Game-Based Learning

A diverse group of teachers from the South West of England and across the whole of India have recently finished a pioneering research project into digital game-based learning, and a handful of Mounts Bay students were lucky enough to be involved.

Mounts Bay Academy’s Andy Troup initially spent a week in Bristol where the Science Learning Centre hosted the visiting Indian teachers and the Unbox21 project was launched. After a week of brainstorming and sharing of ideas, the initially sceptical group of teachers returned to their respective schools, both in India and the UK, to test the selected games in the science classroom. Andy was then lucky enough to follow this up, spending time in New Dehli to compare responses to the trial.

In the UK and India, the results were far beyond what anyone had expected to see. In most cases teachers found that students were more enthused by their lessons, more engaged with the activities and took more ownership of their own learning. Of the Academy students involved, all said they would like to use computer games more in Science lessons, with most agreeing that the computer game ‘Machinarium’ helped them develop their own practical ideas, and encouraged them to work with others, developing 21st Century Skills.

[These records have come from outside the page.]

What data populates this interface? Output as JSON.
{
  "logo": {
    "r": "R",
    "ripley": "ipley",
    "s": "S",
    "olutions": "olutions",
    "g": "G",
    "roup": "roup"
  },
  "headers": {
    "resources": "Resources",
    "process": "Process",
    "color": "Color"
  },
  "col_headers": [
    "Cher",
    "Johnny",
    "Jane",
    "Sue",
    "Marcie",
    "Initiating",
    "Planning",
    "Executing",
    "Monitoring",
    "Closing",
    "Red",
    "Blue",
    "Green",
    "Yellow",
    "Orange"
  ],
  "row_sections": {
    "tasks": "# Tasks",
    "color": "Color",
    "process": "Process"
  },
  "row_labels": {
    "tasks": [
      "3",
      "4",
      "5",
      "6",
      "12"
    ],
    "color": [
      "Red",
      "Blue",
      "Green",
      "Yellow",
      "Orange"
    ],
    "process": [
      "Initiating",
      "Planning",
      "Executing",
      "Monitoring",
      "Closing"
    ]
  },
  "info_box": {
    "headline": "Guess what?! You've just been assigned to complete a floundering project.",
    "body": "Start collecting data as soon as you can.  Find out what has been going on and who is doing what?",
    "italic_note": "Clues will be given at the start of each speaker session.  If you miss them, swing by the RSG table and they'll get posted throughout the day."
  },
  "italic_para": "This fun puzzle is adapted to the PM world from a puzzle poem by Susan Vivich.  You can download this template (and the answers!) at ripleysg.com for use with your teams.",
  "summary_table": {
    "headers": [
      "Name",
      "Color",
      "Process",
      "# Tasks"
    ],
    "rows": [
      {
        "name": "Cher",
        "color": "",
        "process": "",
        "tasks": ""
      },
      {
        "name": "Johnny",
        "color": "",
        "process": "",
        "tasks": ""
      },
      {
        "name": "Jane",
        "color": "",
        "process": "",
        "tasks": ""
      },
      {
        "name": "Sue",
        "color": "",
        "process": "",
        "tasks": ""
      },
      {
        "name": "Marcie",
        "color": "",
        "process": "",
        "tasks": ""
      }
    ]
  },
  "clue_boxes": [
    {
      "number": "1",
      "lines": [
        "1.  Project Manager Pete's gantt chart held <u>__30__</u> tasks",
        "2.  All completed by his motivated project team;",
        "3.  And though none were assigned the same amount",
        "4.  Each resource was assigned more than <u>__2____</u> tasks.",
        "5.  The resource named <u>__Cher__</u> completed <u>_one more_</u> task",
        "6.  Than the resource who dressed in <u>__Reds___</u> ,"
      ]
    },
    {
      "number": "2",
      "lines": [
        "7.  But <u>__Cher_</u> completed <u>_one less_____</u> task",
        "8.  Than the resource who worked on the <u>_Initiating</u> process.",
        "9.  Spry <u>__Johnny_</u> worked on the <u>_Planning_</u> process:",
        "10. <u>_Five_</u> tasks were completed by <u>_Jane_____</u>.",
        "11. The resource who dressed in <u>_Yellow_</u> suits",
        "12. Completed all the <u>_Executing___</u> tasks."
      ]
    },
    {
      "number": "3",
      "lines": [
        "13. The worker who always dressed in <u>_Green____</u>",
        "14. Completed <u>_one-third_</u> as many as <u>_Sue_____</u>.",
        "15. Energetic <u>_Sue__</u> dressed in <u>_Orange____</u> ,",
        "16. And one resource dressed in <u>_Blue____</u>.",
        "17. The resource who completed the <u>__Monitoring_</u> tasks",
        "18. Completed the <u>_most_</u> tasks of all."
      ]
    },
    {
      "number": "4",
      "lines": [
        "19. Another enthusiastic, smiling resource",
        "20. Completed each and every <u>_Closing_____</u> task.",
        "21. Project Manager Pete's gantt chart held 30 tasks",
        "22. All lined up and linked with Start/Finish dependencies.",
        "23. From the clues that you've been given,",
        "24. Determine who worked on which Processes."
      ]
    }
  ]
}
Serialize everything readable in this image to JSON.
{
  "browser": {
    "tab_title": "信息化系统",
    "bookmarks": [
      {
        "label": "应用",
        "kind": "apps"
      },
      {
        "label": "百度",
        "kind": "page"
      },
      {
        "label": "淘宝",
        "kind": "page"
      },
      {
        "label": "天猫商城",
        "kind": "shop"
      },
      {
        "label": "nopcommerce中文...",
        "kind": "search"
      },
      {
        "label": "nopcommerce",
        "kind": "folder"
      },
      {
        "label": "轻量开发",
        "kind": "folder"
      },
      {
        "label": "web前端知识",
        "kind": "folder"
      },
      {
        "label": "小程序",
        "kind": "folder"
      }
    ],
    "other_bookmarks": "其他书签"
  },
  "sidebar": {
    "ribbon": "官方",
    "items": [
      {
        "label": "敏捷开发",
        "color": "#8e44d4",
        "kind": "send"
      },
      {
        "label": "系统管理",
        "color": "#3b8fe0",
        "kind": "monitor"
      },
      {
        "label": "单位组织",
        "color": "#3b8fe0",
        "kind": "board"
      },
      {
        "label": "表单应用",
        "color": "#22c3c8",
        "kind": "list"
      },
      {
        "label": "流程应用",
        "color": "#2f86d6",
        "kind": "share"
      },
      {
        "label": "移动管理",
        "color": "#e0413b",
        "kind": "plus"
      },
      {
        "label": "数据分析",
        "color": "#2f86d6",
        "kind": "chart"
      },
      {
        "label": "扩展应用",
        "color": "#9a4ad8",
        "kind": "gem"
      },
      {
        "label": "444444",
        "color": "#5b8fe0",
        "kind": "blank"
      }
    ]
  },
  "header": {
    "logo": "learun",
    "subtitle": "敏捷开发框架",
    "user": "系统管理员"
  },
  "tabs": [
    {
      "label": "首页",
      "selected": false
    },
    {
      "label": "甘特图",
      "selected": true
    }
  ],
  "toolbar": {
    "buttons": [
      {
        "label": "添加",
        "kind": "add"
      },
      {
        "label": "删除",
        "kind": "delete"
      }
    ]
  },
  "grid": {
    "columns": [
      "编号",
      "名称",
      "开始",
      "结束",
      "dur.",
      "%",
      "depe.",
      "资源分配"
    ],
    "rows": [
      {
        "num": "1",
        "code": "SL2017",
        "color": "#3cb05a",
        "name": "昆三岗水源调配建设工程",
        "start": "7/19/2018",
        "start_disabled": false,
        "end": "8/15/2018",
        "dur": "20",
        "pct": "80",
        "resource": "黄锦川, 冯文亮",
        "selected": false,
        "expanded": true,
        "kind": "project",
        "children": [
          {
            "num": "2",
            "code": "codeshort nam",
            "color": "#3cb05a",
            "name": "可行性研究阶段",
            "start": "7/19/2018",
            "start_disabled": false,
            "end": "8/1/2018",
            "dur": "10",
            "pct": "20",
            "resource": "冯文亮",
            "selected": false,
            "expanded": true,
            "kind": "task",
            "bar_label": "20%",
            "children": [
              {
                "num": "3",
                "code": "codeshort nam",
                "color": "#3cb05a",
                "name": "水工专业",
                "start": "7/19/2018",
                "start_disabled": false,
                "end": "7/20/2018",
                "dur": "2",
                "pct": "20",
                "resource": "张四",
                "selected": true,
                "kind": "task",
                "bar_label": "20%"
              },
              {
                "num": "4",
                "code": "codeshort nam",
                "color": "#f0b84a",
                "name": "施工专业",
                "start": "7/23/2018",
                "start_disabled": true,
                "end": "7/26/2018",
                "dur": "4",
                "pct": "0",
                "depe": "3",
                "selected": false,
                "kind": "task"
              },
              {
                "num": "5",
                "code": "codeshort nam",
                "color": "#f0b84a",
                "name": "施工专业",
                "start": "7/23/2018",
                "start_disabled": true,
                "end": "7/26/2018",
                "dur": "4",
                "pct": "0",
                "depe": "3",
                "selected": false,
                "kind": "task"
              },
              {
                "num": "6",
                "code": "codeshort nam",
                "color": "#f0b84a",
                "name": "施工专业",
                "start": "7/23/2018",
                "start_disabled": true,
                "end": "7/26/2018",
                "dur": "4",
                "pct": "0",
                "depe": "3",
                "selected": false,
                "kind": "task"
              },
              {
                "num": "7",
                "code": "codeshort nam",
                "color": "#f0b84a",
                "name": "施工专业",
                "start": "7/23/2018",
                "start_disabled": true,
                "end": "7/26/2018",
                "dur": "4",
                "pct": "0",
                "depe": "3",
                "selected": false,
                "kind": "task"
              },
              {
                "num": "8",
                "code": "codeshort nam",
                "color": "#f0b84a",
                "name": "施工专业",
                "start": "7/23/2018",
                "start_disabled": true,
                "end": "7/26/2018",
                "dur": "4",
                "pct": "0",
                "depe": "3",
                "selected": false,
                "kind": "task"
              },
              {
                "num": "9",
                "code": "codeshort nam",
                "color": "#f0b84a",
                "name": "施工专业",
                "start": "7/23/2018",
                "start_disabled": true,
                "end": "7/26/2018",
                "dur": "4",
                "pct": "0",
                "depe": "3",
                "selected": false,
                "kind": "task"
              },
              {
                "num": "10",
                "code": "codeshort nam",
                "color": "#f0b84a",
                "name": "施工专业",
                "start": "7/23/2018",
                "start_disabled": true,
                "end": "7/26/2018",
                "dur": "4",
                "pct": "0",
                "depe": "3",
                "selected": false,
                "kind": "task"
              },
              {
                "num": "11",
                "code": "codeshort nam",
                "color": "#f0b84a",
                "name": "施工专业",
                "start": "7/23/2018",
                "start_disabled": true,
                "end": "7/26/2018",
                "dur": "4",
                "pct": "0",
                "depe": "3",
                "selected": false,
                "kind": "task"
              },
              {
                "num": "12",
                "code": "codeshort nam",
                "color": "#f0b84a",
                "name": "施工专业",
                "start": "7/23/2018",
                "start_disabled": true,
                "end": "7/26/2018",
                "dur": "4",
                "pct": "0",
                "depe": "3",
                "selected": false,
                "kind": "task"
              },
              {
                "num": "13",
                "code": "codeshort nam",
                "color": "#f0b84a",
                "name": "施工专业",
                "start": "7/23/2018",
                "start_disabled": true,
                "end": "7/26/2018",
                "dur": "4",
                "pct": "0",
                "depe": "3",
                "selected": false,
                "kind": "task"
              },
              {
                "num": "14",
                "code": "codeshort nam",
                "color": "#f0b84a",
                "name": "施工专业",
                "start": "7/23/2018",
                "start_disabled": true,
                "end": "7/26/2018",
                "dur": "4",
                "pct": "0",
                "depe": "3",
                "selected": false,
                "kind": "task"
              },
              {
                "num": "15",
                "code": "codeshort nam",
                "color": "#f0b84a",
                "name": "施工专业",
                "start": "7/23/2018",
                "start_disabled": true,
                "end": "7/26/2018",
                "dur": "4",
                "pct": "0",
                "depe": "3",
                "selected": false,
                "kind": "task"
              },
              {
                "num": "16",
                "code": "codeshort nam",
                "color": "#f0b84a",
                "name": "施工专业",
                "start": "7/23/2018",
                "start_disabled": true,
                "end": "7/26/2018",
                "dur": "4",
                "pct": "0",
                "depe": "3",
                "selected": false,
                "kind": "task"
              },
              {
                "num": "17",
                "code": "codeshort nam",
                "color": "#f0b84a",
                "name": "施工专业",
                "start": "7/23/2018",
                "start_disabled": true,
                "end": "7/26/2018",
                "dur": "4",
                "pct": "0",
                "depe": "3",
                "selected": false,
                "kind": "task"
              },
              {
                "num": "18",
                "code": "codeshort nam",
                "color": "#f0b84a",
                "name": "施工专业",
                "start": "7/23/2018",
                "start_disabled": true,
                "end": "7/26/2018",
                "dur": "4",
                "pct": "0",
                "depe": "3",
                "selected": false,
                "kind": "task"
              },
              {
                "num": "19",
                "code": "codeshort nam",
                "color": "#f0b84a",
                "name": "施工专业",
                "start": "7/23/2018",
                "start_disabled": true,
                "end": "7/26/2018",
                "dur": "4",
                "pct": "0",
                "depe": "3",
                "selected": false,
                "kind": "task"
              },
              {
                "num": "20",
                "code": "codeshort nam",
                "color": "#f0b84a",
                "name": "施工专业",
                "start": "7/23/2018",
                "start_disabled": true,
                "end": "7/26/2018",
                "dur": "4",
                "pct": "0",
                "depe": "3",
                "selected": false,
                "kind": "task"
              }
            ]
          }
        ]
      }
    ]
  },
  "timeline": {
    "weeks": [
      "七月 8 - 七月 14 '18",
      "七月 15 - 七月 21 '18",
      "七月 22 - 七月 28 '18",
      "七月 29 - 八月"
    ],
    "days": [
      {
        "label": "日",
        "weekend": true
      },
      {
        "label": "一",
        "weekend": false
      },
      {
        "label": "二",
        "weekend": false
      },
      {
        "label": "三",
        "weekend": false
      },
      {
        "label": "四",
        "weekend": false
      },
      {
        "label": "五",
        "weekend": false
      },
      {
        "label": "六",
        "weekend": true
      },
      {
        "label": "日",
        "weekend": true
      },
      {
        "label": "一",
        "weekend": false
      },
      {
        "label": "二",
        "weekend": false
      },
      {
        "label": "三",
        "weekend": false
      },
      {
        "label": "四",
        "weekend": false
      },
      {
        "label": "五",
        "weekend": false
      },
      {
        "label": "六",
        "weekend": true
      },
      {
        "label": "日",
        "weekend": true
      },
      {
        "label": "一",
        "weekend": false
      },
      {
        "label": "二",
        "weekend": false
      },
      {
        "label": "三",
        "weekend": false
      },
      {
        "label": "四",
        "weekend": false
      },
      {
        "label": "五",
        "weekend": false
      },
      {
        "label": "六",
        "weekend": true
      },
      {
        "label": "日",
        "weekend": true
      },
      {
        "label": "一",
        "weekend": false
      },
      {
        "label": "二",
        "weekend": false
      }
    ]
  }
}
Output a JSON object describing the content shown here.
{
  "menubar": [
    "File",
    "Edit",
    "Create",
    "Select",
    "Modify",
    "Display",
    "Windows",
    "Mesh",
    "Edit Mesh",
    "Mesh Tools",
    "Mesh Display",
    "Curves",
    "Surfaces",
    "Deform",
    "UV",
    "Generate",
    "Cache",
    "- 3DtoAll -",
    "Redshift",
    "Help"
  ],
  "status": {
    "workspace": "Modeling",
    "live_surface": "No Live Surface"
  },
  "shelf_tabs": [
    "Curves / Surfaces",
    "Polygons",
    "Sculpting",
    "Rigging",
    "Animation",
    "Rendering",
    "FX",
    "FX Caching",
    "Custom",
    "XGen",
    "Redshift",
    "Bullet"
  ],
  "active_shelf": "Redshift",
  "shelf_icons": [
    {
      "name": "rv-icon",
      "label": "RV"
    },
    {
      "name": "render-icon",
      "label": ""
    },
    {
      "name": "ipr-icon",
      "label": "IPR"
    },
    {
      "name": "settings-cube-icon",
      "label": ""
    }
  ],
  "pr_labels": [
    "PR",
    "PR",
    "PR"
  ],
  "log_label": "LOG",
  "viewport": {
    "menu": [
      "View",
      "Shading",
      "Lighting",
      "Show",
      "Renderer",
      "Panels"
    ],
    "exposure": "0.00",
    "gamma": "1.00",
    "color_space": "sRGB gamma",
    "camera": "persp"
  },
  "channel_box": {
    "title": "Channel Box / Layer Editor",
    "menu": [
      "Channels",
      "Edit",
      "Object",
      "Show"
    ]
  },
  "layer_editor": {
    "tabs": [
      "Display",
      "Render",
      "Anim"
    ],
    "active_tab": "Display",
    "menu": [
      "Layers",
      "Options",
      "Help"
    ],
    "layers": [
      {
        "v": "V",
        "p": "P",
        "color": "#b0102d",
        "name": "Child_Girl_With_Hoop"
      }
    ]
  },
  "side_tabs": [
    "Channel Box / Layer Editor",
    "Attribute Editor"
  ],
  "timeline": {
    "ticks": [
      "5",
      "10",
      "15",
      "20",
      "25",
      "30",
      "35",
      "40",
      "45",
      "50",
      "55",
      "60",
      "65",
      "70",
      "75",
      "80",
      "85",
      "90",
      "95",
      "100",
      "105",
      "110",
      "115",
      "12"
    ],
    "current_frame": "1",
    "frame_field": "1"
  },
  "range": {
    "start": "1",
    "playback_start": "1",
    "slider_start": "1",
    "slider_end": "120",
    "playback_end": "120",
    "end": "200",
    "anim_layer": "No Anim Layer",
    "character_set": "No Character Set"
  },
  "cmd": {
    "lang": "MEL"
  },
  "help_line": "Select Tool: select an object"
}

Mounts Bay Academy’s Paris Thomas said: “I think the Machinarium game is great. It is scientific and challenges your mind with puzzles. The science lessons were really good, as we based them on the game. I learnt a lot about combining several elements of Science to end up with a clear outcome. It was a new way of learning and was much more interesting than writing and looking at textbooks. It was a hands-on project, so everybody got really into it and loved getting involved.” 

Indian teachers reported similar experiences amongst their pupils. Mansi Marwah, a Year 8 student from St. Mark’s School, New Delhi, said: “I would like these games to continue because we learned through a different and enjoyable way. They have helped us a lot to understand the concepts.”  

Following the overall success experienced in both countries, all involved hope that by increasing awareness of the Unbox21 Project and the potential of digital gaming within the classroom, more teachers in all curriculum areas will consider using them to help engage their students and develop the key skills that the wider world increasingly demands.